The year 1874 was a defining moment for her, against the advice of Edouard Manet and a number of other friends she decided not to exhibit at the Salon and instead took part in the first independent exhibition of Impressionist painting. This led to strong differences of artistic opinion with her friend and one time mentor Edouard Manet, as he refused to exhibit with the Impressionists, wanting to achieve success in the normal and orthodox way by exhibiting at the Salon. She exhibited in every Impressionist exhibition at the time, apart from the year when she gave birth to her daughter.

At the time she achieved extraordinary success, as her paintings outsold those by Renoir and Monet.
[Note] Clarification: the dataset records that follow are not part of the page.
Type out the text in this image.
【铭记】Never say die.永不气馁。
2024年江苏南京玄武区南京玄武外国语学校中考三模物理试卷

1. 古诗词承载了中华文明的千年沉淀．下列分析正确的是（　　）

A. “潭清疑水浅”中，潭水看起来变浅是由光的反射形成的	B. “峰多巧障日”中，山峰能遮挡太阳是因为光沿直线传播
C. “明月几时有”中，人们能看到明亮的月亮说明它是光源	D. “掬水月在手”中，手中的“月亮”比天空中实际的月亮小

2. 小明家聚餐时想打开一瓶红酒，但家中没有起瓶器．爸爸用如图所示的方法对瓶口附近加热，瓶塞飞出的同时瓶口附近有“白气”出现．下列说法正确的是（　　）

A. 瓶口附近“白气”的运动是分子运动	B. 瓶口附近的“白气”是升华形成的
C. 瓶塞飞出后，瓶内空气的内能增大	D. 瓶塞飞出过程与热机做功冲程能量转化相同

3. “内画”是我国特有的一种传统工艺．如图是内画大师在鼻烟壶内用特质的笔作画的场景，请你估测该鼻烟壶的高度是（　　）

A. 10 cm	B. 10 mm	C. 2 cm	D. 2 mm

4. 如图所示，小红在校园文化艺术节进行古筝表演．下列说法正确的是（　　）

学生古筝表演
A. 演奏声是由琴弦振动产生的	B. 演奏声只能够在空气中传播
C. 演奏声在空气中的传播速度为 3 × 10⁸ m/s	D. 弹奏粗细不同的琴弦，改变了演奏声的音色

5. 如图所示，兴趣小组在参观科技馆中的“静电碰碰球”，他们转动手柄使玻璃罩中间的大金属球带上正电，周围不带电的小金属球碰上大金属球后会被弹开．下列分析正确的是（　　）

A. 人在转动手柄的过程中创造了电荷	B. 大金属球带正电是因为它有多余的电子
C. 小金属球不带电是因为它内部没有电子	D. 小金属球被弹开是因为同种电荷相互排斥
It was also a time when Impressionism was ridiculed by many. She was therefore a sort of rebel of her time. Not only was it extremely unusual for women to exhibit professionally in the male driven art world but she also was to do so in a manner, that at the time drew her contempt and scorn.

In 1892 she had her first solo exhibition and in 1894 the French State commissioned a painting by her entitled ‘Young Woman in an Evening Dress’. She sadly died of pneumonia at the age of 54 and following her death, her friends, Renoir and Degas arranged a retrospective of her work.

Her role in art history is an important one, not only was she the only woman among the founding members of Impressionism but her paintings also recorded the life of bourgeoisie woman in nineteenth century France. As with all paintings by the Impressionist group of painters her paintings are worth an enormous amount of money.